A Finite Time Analysis of Thompson Sampling for Bayesian Optimization with Preferential Feedback
New proof shows TS for pairwise comparisons performs as well as standard BO...
A new paper from Joseph Lazzaro, Davide Buffelli, Da-shan Shiu, and Sattar Vakili, accepted at AISTATS 2026, presents a finite-time analysis of Thompson Sampling (TS) for Bayesian optimization (BO) with preferential feedback—where the algorithm learns from pairwise comparisons (e.g., "A is better than B") instead of scalar scores. This is increasingly relevant for human-in-the-loop design, laboratory experiments, and scientific discovery where direct numerical feedback is impractical. The method models comparisons using a monotone link function on latent utility differences and leverages a dueling kernel induced by a base kernel.
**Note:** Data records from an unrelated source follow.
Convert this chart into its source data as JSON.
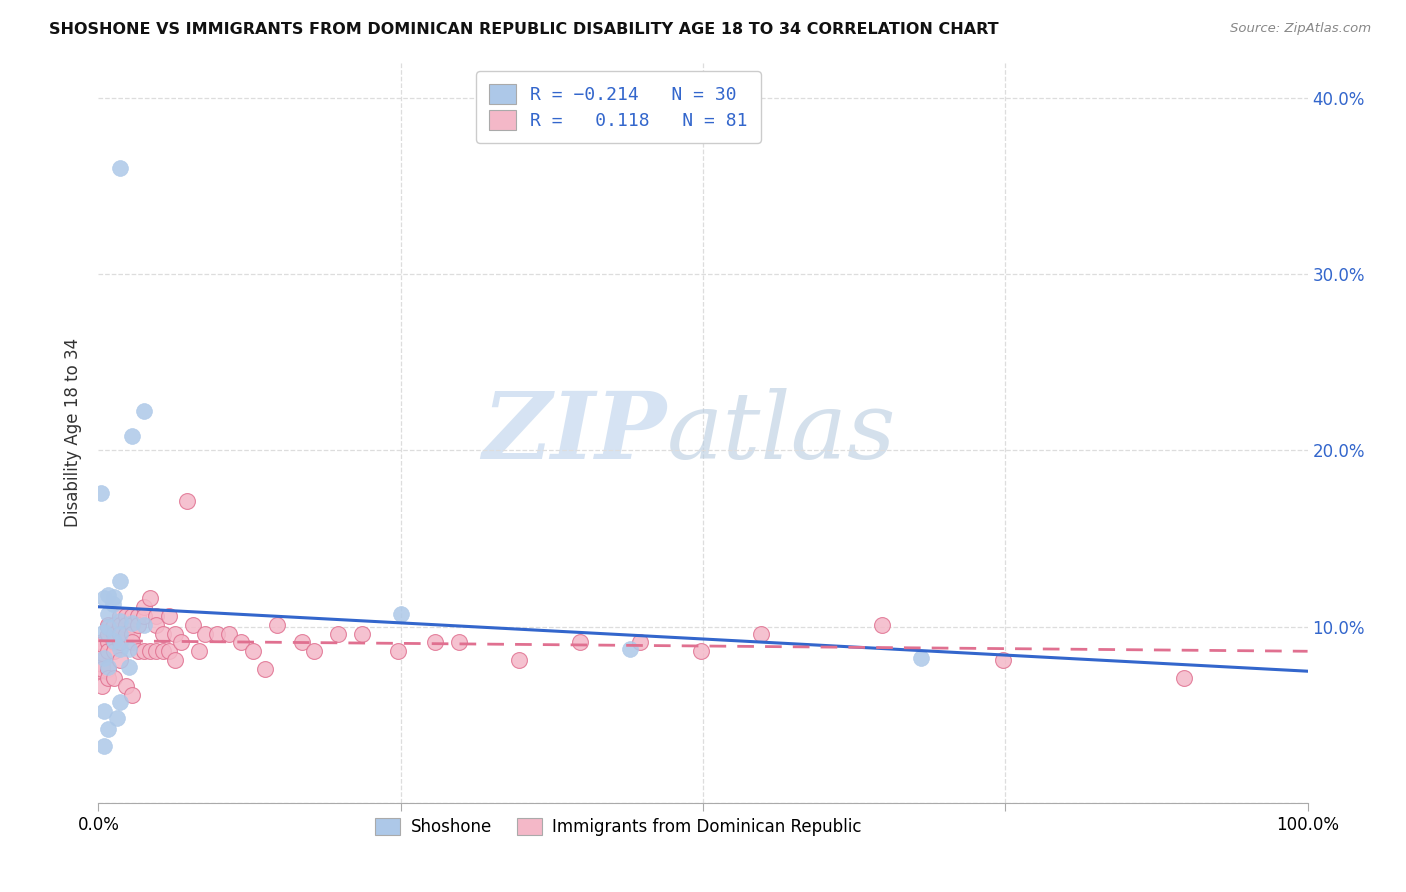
{
  "title": "SHOSHONE VS IMMIGRANTS FROM DOMINICAN REPUBLIC DISABILITY AGE 18 TO 34 CORRELATION CHART",
  "source": "Source: ZipAtlas.com",
  "ylabel": "Disability Age 18 to 34",
  "yticks": [
    0.0,
    0.1,
    0.2,
    0.3,
    0.4
  ],
  "ytick_labels_left": [
    "",
    "",
    "",
    "",
    ""
  ],
  "ytick_labels_right": [
    "",
    "10.0%",
    "20.0%",
    "30.0%",
    "40.0%"
  ],
  "xlim": [
    0.0,
    1.0
  ],
  "ylim": [
    0.0,
    0.42
  ],
  "blue_R": -0.214,
  "blue_N": 30,
  "pink_R": 0.118,
  "pink_N": 81,
  "blue_color": "#adc8e8",
  "blue_line_color": "#3366cc",
  "pink_color": "#f4b8c8",
  "pink_line_color": "#e07090",
  "watermark_zip": "ZIP",
  "watermark_atlas": "atlas",
  "legend_label_blue": "Shoshone",
  "legend_label_pink": "Immigrants from Dominican Republic",
  "blue_scatter_x": [
    0.018,
    0.038,
    0.028,
    0.002,
    0.018,
    0.008,
    0.005,
    0.012,
    0.008,
    0.018,
    0.028,
    0.038,
    0.008,
    0.005,
    0.018,
    0.013,
    0.025,
    0.25,
    0.44,
    0.68,
    0.005,
    0.008,
    0.018,
    0.005,
    0.008,
    0.013,
    0.018,
    0.025,
    0.005,
    0.015
  ],
  "blue_scatter_y": [
    0.36,
    0.222,
    0.208,
    0.176,
    0.126,
    0.118,
    0.116,
    0.113,
    0.107,
    0.103,
    0.102,
    0.101,
    0.1,
    0.097,
    0.096,
    0.092,
    0.087,
    0.107,
    0.087,
    0.082,
    0.082,
    0.077,
    0.057,
    0.052,
    0.042,
    0.117,
    0.087,
    0.077,
    0.032,
    0.048
  ],
  "pink_scatter_x": [
    0.003,
    0.003,
    0.003,
    0.003,
    0.003,
    0.003,
    0.003,
    0.003,
    0.003,
    0.003,
    0.003,
    0.003,
    0.008,
    0.008,
    0.008,
    0.008,
    0.008,
    0.008,
    0.008,
    0.013,
    0.013,
    0.013,
    0.013,
    0.013,
    0.018,
    0.018,
    0.018,
    0.018,
    0.018,
    0.023,
    0.023,
    0.023,
    0.023,
    0.028,
    0.028,
    0.028,
    0.028,
    0.028,
    0.033,
    0.033,
    0.033,
    0.038,
    0.038,
    0.038,
    0.043,
    0.043,
    0.048,
    0.048,
    0.048,
    0.053,
    0.053,
    0.058,
    0.058,
    0.063,
    0.063,
    0.068,
    0.073,
    0.078,
    0.083,
    0.088,
    0.098,
    0.108,
    0.118,
    0.128,
    0.138,
    0.148,
    0.168,
    0.178,
    0.198,
    0.218,
    0.248,
    0.278,
    0.298,
    0.348,
    0.398,
    0.448,
    0.498,
    0.548,
    0.648,
    0.748,
    0.898
  ],
  "pink_scatter_y": [
    0.078,
    0.076,
    0.075,
    0.081,
    0.08,
    0.079,
    0.086,
    0.085,
    0.091,
    0.09,
    0.076,
    0.066,
    0.091,
    0.096,
    0.101,
    0.1,
    0.086,
    0.076,
    0.071,
    0.101,
    0.096,
    0.091,
    0.086,
    0.071,
    0.106,
    0.101,
    0.096,
    0.091,
    0.081,
    0.106,
    0.101,
    0.096,
    0.066,
    0.106,
    0.101,
    0.096,
    0.091,
    0.061,
    0.106,
    0.101,
    0.086,
    0.111,
    0.106,
    0.086,
    0.116,
    0.086,
    0.106,
    0.101,
    0.086,
    0.096,
    0.086,
    0.106,
    0.086,
    0.096,
    0.081,
    0.091,
    0.171,
    0.101,
    0.086,
    0.096,
    0.096,
    0.096,
    0.091,
    0.086,
    0.076,
    0.101,
    0.091,
    0.086,
    0.096,
    0.096,
    0.086,
    0.091,
    0.091,
    0.081,
    0.091,
    0.091,
    0.086,
    0.096,
    0.101,
    0.081,
    0.071
  ],
  "background_color": "#ffffff",
  "grid_color": "#dddddd",
  "axis_label_color": "#3366cc"
}
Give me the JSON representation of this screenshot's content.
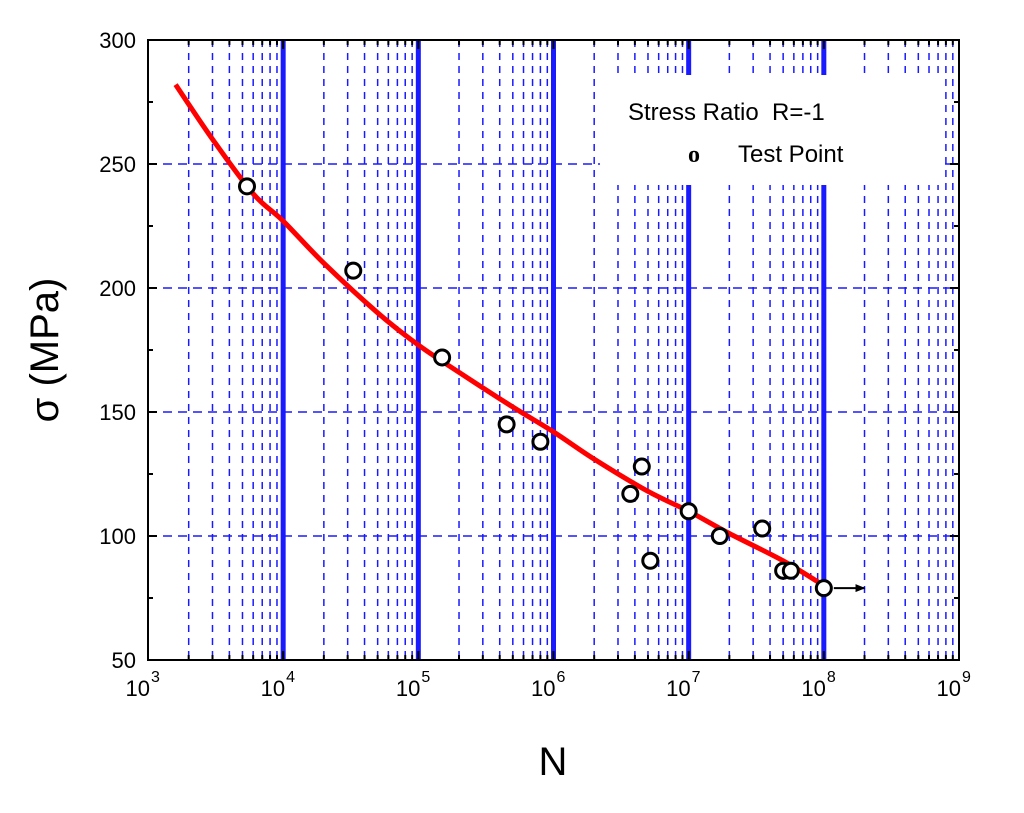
{
  "chart_data": {
    "type": "scatter",
    "xlabel": "N",
    "ylabel": "σ (MPa)",
    "x_scale": "log",
    "xlim": [
      1000,
      1000000000
    ],
    "ylim": [
      50,
      300
    ],
    "x_ticks": [
      {
        "base": "10",
        "exp": "3",
        "value": 1000
      },
      {
        "base": "10",
        "exp": "4",
        "value": 10000
      },
      {
        "base": "10",
        "exp": "5",
        "value": 100000
      },
      {
        "base": "10",
        "exp": "6",
        "value": 1000000
      },
      {
        "base": "10",
        "exp": "7",
        "value": 10000000
      },
      {
        "base": "10",
        "exp": "8",
        "value": 100000000
      },
      {
        "base": "10",
        "exp": "9",
        "value": 1000000000
      }
    ],
    "y_ticks": [
      "50",
      "100",
      "150",
      "200",
      "250",
      "300"
    ],
    "grid": true,
    "legend": {
      "position": "top-right",
      "title": "Stress Ratio  R=-1",
      "marker_glyph": "o",
      "entry": "Test Point"
    },
    "series": [
      {
        "kind": "points",
        "marker": "open-circle",
        "x": [
          5400,
          33000,
          150000,
          450000,
          800000,
          3700000,
          4500000,
          5200000,
          10000000,
          17000000,
          35000000,
          50000000,
          57000000,
          100000000
        ],
        "y": [
          241,
          207,
          172,
          145,
          138,
          117,
          128,
          90,
          110,
          100,
          103,
          86,
          86,
          79
        ]
      },
      {
        "kind": "curve",
        "color": "#ff0000",
        "x": [
          1600,
          3000,
          6000,
          10000,
          20000,
          50000,
          100000,
          200000,
          500000,
          1000000,
          2000000,
          5000000,
          10000000,
          20000000,
          50000000,
          100000000
        ],
        "y": [
          282,
          260,
          238,
          227,
          210,
          190,
          177,
          166,
          152,
          142,
          131,
          118,
          110,
          101,
          90,
          80
        ]
      }
    ],
    "annotation": {
      "type": "runout-arrow",
      "x_from": 100000000,
      "x_to": 200000000,
      "y": 79
    }
  }
}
The key theoretical contribution is a proof that the proposed TS approach achieves the same finite-time regret bounds as standard TS for conventional BO with scalar feedback—a significant step in formalizing the efficiency of preference-based optimization. The analysis exploits the anchor invariance property of TS for challenger selection and introduces a novel double-TS pairing variant. Experimental results on both synthetic benchmarks and real-world applications demonstrate the method's effectiveness, bridging theory and practice for preference-driven optimization tasks.
- First finite-time analysis proving Thompson Sampling for preferential BO matches standard BO performance bounds.
- Uses a monotone link function on latent utility differences and a dueling kernel for pairwise comparisons.
- Introduces a double-TS pairing variant that exploits anchor invariance for challenger selection.
Why It Matters
Enables efficient Bayesian optimization when only pairwise comparisons are available, critical for human-in-the-loop and scientific discovery.